Indicative of how rapidly attitudes change, though, is the response to the August 19, 1991 hardliner attempted coup against Soviet president Mikhail Gorbachev. Beforehand, in an August 8-11 poll, attitudes were riding high. Sixty-six percent of Americans had a favorable view at that time. But by that fateful August 19 day, the number plunged 30 points to just 36 percent! In less than a week, the number rebounded to 60 percent, however.

Geopolitical events certainly are powerful influencers of American opinions, and not only toward Russia. At the time of the Iraq invasion in 2003, the number of Americans with positive attitudes toward Russia dropped to 41 percent from a level of 63 percent in the previous year, a loss of 22 points. For that same period, the number of Americans with positive views of Germany fell 22 points, too. For France, it was a drop of 25 points. Great Britain suffered only a 3-point drop.

It's easier to picture these up and down attitudinal swings by looking at them graphically. Thus, I've prepared a bar chart that you can see by clicking here. It shows the dates of the Gallup polls and the percentage of Americans reporting positive attitudes. I've also annotated the chart by suggesting events that may have been influential at times when opinions changed.

In addition to geopolitical influencers, there is apparently another significant type of influencer: organized PR campaigns that convey negative perspectives on Russia

For instance, when then Russian President Vladimir Putin was in the process of separating media mogul Vladimir Gusinsky from his media empire, Gusinsky waged a hearty PR campaign against Putin, alleging that it was press freedom itself, not merely Gusinsky, which was being acted against. The allegations were baseless since, at the time, Russia provided no legal basis for the emergence of a free press, i.e., one free to serve unencumbered the needs and interests of the people. (Tax laws stood in the way.) Nonetheless, Western media reports were replete with Gusinsky's side of the story. All that attention seems to have suppressed positive views of Russia for at least 10 percent of Americans during that whole period.

More recently, PR campaigns appear to have reduced the percentage of Americans sporting positive views from about 60 percent in February 2006, to just 40 percent in February of this year. The intervening campaigns dealt with contentious themes such as the deaths of journalist Anna Politkovskaya and reputed spy Alexander Litvinenko, alleged use of energy as a weapon, and the initiation of the Georgian war.

Are there demographic factors that differentiate those with favorable opinions from those with unfavorable ones? I asked Gallup, but they were unable to offer a breakdown. However, I did come across a Pew Research Center study from 2007 on American attitudes toward Russia. This was just a one-shot survey, unlike Gallup's long-running series of polls. However, Pew was able to supply me with age data. They indicate that twice the percentage of Americans over 50 have unfavorable attitudes toward Russia as those under 30. That's quite a difference.
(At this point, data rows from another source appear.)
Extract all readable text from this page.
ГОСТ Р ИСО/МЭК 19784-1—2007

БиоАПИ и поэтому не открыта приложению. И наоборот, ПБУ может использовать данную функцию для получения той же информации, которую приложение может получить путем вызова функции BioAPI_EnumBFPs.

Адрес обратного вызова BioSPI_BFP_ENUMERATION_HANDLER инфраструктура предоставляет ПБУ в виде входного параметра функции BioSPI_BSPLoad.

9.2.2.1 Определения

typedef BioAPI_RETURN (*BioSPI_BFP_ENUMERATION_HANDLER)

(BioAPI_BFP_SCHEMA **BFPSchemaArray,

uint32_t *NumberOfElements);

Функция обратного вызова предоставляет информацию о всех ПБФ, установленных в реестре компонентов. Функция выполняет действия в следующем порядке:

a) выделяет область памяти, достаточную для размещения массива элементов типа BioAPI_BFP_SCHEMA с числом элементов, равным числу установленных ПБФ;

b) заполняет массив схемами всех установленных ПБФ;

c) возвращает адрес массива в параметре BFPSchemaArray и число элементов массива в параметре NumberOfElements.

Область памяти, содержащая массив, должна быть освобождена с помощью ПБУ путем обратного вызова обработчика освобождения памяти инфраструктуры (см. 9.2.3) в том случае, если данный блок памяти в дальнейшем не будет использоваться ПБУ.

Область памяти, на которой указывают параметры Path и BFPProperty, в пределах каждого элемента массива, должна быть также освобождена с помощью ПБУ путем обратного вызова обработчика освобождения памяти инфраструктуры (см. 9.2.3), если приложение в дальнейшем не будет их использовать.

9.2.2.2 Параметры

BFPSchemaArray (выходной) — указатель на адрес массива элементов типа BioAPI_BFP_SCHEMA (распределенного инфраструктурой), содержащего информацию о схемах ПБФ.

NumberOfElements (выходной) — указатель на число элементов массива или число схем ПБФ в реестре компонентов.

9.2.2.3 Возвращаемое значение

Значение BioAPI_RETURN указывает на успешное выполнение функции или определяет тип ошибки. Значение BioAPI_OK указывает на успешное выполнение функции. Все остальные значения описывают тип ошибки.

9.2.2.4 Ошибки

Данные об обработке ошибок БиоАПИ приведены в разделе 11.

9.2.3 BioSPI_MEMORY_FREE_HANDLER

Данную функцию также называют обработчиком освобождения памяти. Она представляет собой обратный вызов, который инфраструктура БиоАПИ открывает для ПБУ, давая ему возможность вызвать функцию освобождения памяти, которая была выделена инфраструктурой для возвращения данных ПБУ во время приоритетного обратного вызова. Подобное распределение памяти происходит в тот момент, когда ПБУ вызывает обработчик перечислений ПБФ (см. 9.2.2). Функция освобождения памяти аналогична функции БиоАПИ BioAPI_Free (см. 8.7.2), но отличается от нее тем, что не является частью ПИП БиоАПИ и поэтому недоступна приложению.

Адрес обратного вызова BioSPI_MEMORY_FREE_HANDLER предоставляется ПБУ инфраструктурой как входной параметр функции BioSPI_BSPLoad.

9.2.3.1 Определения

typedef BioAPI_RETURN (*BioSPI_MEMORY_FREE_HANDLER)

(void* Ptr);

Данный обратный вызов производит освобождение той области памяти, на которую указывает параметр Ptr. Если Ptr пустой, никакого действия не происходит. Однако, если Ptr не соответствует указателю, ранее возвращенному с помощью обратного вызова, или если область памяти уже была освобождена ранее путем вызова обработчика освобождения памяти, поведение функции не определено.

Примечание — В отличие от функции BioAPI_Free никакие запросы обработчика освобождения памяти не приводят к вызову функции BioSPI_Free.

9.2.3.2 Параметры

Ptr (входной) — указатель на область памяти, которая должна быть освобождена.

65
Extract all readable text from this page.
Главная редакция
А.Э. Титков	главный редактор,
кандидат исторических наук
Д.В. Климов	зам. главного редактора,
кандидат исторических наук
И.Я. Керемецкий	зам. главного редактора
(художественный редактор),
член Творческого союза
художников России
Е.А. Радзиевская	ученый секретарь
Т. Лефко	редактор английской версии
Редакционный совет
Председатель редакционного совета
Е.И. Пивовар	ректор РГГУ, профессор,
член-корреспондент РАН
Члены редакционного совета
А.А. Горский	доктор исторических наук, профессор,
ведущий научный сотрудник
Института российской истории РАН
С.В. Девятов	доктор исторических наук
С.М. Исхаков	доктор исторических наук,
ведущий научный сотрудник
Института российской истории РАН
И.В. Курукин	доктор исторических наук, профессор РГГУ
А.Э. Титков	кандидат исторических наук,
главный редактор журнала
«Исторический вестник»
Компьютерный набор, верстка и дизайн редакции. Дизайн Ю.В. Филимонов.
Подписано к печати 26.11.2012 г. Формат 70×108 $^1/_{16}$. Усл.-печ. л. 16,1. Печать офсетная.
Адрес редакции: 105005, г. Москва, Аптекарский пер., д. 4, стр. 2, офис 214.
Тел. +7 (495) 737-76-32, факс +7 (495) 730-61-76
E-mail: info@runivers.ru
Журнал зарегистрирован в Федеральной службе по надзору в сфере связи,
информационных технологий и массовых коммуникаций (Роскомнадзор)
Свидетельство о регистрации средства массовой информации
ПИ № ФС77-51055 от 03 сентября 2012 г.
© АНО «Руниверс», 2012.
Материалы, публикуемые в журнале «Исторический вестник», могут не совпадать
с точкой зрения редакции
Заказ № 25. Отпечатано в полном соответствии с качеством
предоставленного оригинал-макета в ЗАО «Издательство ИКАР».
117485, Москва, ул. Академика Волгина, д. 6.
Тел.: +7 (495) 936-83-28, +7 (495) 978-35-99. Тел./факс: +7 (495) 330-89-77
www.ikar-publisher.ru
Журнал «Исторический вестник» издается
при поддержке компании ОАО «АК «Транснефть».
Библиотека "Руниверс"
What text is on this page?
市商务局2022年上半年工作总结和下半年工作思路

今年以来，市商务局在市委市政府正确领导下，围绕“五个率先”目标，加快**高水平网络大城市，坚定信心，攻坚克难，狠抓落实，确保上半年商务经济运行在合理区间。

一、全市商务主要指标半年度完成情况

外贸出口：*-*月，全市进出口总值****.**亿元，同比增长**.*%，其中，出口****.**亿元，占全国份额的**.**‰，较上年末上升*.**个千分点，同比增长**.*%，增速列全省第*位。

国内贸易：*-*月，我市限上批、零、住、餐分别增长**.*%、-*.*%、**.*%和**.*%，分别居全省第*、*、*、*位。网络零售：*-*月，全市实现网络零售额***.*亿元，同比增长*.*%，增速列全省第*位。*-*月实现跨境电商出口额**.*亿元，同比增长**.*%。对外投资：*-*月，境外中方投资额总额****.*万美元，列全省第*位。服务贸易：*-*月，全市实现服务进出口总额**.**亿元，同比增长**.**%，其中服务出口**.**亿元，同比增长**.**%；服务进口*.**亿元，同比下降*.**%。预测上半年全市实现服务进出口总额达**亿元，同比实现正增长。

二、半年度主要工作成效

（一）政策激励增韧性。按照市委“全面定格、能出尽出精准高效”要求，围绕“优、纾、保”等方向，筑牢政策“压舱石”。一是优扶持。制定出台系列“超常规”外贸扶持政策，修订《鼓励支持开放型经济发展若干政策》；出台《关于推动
There's a message in all this for political leaders in both the United States and Russia as they move further toward rapprochement in bilateral relations. It is that American public opinion about Russia is not stuck on negative. It is malleable.

Constructive and cooperative engagement can move things in one direction. But, when political tones turn threatening, or when deliberately disparaging and misleading PR campaigns are waged, things can go quickly in another direction. One is positive, the other negative. Both words and deeds will be impactful. It will be interesting to see what choices are made by the respective leaders of the two nations.